Neither Stacey nor Poisner is announcing his next gig, but replacement will be tough. Their organizations deserve plenty of credit for moving the Oregon Legislature toward greater support of the livability of this state. Both Stacey and Poisner should be knighted for the jobs they have done, if we did such things. What's more important than the leadership of the Oregon environmental nonprofits?
• Tiny turds on campus? Two weeks ago in this column (5/7) we wrote about the UO faculty blog http://uomatters.com and now a look-alike parody has appeared at http://uomutters.blogspot.com commenting on everything from the new president to sports scandals to the questionable sources of dorm food. Here’s a sample: “University Counsel Melinda Grier STILL refuses to comment on the rumors that physical plant workers are asked to regularly remove small brown turds from campus. Vice Provost for Institutional Equity and Diversity Charles Martinez STILL has failed to deny claims that goats are an underrepresented class on the UO campus.” Our favorite headline on the blog: “Eugene Weekly is run by morons.”

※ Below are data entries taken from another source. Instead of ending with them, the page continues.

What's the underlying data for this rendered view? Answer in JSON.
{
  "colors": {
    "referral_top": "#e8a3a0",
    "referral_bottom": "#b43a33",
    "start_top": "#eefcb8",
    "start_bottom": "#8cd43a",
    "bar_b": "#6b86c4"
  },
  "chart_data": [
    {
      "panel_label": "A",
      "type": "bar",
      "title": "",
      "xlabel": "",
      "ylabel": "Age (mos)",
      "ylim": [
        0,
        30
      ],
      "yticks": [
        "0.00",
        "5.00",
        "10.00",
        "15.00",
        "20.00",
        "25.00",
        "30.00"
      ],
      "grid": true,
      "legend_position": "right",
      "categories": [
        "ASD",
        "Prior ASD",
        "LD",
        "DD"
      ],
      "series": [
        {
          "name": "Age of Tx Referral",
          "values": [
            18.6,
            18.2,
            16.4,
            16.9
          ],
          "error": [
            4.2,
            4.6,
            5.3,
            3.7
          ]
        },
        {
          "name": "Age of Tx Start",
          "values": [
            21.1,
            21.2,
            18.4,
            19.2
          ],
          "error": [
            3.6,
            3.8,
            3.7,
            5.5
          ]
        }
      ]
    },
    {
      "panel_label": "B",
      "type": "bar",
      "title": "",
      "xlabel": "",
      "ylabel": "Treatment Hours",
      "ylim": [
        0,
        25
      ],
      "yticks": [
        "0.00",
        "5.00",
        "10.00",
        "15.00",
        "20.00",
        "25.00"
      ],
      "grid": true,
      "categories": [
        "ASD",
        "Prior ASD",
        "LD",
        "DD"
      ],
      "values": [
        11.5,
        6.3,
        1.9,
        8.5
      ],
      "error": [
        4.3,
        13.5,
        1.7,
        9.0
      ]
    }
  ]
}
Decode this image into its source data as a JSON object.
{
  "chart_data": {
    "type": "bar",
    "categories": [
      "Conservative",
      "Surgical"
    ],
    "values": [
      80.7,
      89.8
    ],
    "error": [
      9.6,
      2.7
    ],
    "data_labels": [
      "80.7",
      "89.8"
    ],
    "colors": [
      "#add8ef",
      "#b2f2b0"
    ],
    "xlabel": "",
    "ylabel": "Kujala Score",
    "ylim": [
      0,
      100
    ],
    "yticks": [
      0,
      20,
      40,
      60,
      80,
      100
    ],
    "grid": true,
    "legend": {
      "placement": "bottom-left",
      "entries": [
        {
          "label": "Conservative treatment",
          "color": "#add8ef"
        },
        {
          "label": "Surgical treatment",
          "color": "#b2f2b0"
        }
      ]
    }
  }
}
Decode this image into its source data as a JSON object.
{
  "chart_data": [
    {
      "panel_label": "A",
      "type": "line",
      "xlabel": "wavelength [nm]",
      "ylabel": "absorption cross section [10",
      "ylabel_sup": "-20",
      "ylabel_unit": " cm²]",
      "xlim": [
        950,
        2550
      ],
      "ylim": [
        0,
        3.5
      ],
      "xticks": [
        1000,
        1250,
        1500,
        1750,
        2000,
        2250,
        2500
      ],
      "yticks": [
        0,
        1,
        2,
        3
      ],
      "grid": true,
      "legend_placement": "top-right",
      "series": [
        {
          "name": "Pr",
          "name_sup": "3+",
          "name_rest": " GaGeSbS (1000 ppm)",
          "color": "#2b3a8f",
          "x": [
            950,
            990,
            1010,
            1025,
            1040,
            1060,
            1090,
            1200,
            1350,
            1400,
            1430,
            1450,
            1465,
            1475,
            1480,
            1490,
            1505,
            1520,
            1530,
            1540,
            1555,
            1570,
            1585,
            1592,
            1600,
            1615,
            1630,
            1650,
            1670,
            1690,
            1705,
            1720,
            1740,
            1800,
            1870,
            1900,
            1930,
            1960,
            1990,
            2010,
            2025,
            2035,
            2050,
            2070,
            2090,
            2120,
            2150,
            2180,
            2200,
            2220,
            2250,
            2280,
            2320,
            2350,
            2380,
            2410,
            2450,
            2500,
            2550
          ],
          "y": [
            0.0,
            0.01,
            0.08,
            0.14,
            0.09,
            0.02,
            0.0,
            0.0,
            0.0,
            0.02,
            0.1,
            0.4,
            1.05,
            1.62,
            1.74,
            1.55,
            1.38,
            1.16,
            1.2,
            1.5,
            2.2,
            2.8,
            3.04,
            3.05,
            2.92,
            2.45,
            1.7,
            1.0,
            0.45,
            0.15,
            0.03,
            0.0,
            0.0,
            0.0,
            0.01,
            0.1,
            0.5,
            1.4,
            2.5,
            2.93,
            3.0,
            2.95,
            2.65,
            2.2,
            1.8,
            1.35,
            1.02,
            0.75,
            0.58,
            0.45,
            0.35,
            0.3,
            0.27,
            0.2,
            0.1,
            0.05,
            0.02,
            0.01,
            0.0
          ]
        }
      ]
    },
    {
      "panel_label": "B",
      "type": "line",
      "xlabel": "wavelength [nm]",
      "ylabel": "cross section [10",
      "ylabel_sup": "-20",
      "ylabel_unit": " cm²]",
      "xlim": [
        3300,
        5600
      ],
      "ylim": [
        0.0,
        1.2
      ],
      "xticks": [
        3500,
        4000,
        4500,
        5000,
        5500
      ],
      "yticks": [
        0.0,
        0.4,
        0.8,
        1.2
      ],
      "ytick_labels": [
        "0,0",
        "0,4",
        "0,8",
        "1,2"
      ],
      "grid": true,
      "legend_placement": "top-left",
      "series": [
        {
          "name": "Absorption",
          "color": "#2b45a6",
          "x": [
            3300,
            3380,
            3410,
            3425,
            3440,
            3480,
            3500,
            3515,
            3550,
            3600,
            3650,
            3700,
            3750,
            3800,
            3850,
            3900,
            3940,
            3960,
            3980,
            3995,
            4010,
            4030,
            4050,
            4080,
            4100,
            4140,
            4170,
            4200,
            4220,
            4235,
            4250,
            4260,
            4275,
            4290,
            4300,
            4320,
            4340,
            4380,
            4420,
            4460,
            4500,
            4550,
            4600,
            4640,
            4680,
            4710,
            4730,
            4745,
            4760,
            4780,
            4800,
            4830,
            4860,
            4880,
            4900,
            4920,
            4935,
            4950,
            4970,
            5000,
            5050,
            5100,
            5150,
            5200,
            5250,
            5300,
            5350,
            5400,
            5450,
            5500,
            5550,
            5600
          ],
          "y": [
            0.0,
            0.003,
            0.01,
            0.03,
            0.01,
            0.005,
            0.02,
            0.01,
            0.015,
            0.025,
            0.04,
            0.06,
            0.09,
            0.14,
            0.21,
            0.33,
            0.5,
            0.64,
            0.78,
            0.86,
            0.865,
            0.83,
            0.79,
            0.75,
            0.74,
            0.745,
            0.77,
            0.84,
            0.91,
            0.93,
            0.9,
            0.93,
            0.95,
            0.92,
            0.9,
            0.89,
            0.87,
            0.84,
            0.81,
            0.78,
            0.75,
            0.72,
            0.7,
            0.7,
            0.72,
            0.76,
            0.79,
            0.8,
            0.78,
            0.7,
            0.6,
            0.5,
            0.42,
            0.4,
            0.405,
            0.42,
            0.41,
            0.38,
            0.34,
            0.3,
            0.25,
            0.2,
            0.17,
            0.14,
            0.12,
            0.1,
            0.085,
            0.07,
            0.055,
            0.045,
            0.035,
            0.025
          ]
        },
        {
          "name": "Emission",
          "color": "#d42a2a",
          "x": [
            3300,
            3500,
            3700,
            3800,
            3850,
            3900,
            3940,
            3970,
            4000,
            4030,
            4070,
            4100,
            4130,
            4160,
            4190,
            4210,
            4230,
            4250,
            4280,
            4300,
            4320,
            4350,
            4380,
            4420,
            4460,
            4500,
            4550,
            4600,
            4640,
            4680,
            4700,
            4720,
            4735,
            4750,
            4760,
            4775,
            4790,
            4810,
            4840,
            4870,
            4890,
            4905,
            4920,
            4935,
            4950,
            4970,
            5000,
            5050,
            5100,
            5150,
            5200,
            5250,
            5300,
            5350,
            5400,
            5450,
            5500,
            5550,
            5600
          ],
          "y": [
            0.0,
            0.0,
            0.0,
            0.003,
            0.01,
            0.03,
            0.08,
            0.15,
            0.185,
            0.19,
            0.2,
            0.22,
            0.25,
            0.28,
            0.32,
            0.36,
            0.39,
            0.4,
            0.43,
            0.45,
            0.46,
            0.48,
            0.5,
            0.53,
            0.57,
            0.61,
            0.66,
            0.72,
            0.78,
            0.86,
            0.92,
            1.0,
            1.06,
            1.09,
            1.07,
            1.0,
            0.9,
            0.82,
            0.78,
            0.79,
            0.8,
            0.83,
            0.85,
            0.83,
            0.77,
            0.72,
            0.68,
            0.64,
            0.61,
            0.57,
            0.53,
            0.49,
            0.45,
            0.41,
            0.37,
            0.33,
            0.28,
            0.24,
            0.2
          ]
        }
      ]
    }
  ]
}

• Early in the basketball arena siting saga, a neighborhood group, chaired by a small business owner, asked the UO to answer questions about traffic, parking, noise and garbage on the streets. The neighbors were quite moderate, not opposing the elephant ahead, but only raising valid questions. To its credit, the UO responded to the concerns and has worked to ameliorate them. But, when this story hit the mainstream press and the chairman's name was printed, he received enough threatening calls and comments about boycotting his business that he resigned from the chairmanship. Same scene when a woman who lives in sight of Autzen Stadium questioned the permitting for the monster "O." She was threatened, vilified and ridiculed until she withdrew with concern for the safety of her family.
The UO and local sports media have skillfully created the Ducks sports fans and their carnival, and while only a few fans are idiotic in their obsession, it’s time for a teaching moment from the academic institution. Someone suggested that every ticket buyer receive a copy of a "code of ethics for a Duck." Someone else suggested that the same public relations machine that created the sports giant be put to use civilizing it.